Date of report (Date of earliest event reported) November 4, 2013 (October 29, 2013)

 

HERTZ GLOBAL HOLDINGS, INC.

THE HERTZ CORPORATION

(Exact name of registrant as specified in its charter)

 

Delaware

Delaware

 

001-33139

001-07541

 

20-3530539

13-1938568

(State of Incorporation)

 

(Commission File Number)

 

(I.R.S Employer Identification No.)

 

225 Brae Boulevard

Park Ridge, New Jersey 07656-0713

225 Brae Boulevard

Park Ridge, New Jersey 07656-0713

(Address of principal executive
offices, including zip code)

 

(201) 307-2000

(201) 307-2000

(Registrant’s telephone number,
including area code)

 

Check the appropriate box below if the Form 8-K filing is intended to simultaneously satisfy the filing obligation of the registrant under any of the following provisions:

 

o            Written communications pursuant to Rule 425 under the Securities Act (17 CFR 230.425)

 

o            Soliciting material pursuant to Rule 14a-12 under the Exchange Act (17 CFR 240.14a-12)

 

o            Pre-commencement communications pursuant to Rule 14d-2(b) under the Exchange Act (17 CFR 240.14d-2(b))

 

o            Pre-commencement communications pursuant to Rule 13e-4(c) under the Exchange Act (17 CFR 240.13e-4(c))

 

 

 



 

ITEM 5.02  ELECTION OF DIRECTORS

 

(d)

 

On October 29, 2013, the Boards of Directors of Hertz Global Holdings, Inc. (“Hertz Holdings”) and its wholly-owned subsidiary The Hertz Corporation (“Hertz” and together with Hertz Holdings, the “Companies”) elected Philippe P. Laffont to serve as a director of each of the Companies, effective as of October 31, 2013.  In his capacity as a director of the Companies, Mr. Laffont will be entitled to compensation in accordance with Hertz Holdings’ policy regarding the compensation of directors and its Amended and Restated 2008 Omnibus Incentive Plan.  Hertz Holdings’ policy regarding the compensation of directors provides for an annual retainer for non-employee directors for 2013 of $210,000, with $85,000 paid in cash and $125,000 paid in restricted stock units pursuant to Hertz Holdings’ 2008 Omnibus Incentive Plan, which amounts are pro-rated in the case of directors serving for a portion of the year.  We also reimburse our directors for reasonable and necessary expenses they incur in performing their duties as directors, and our directors are entitled to free worldwide Hertz car rentals.  The description of the Amended and Restated 2008 Omnibus Incentive Plan contained in the proxy statement related to Hertz Holdings’ 2010 annual meeting of stockholders filed with the United States Securities and Exchange Commission (the “SEC”) on April 9, 2010 is incorporated by reference herein in its entirety.
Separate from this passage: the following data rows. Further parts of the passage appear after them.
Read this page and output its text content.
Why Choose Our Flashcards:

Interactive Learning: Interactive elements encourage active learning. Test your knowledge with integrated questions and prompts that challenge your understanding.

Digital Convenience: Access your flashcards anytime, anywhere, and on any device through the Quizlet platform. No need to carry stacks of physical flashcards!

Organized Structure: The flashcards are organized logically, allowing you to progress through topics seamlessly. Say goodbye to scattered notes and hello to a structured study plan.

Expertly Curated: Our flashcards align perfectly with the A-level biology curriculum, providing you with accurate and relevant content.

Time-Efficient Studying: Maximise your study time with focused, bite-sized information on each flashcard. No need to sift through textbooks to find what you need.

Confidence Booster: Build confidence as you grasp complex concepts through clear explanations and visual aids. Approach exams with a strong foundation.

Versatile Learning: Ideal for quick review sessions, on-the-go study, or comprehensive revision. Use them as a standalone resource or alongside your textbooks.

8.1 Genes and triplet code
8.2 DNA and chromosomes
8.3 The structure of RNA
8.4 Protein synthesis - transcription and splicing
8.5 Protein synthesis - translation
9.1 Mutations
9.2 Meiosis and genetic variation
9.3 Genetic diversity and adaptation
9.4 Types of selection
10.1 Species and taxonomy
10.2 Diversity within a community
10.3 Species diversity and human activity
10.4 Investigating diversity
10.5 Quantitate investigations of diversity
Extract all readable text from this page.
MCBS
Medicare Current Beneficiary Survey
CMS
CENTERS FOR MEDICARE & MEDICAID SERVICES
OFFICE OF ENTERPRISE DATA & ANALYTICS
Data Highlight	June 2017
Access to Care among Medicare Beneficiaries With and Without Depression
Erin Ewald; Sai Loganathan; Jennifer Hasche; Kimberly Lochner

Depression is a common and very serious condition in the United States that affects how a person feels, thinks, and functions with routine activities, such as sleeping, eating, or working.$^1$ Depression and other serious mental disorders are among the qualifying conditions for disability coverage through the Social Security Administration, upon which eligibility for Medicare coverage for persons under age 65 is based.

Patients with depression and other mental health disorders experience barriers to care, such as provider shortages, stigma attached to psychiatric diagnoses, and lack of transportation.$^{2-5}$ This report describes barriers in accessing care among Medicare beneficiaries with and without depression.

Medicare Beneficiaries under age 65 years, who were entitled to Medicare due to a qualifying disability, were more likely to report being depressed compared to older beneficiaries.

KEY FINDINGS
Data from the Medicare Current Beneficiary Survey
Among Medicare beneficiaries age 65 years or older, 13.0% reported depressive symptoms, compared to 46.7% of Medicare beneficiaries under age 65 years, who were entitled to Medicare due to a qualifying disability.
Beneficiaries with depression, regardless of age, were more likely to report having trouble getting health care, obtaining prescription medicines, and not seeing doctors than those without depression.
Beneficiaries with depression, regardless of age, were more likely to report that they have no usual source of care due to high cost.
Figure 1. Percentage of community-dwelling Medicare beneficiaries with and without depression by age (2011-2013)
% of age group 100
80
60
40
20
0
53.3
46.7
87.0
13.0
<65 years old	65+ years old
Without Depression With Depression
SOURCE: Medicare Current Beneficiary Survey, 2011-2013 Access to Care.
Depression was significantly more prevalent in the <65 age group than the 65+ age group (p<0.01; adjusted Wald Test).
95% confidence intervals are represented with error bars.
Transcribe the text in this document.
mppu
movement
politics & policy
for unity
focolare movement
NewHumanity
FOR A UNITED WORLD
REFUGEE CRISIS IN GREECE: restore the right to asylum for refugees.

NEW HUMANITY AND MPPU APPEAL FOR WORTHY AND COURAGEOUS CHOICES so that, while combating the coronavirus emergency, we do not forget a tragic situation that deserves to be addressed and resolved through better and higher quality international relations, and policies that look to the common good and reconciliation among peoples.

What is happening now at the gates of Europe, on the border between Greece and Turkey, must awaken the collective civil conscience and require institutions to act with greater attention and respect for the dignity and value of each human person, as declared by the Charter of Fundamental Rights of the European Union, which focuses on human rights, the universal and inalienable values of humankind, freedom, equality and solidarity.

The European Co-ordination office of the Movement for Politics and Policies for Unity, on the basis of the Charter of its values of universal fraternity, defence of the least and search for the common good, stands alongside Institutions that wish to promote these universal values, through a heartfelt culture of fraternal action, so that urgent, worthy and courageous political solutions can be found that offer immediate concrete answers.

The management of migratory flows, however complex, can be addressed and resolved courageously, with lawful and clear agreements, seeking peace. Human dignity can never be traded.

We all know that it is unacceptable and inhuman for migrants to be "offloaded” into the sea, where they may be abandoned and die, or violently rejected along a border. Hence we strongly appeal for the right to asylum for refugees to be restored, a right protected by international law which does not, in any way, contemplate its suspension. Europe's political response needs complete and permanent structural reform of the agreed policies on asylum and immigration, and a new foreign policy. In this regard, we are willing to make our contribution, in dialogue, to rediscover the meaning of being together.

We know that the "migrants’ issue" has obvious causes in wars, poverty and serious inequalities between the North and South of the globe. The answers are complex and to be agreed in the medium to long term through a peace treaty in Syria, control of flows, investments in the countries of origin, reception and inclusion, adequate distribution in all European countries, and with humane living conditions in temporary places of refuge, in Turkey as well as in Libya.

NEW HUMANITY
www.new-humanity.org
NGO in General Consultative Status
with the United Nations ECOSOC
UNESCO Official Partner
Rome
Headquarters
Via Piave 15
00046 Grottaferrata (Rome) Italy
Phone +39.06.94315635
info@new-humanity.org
Mr. Laffont is also expected to enter into an Indemnification Agreement with Hertz Holdings as described in the proxy statement related to Hertz Holdings’ 2013 annual meeting of stockholders filed with the SEC on March 28, 2013 under the heading “Certain Relationships and Related Party Transactions,” which description is incorporated by reference herein in its entirety.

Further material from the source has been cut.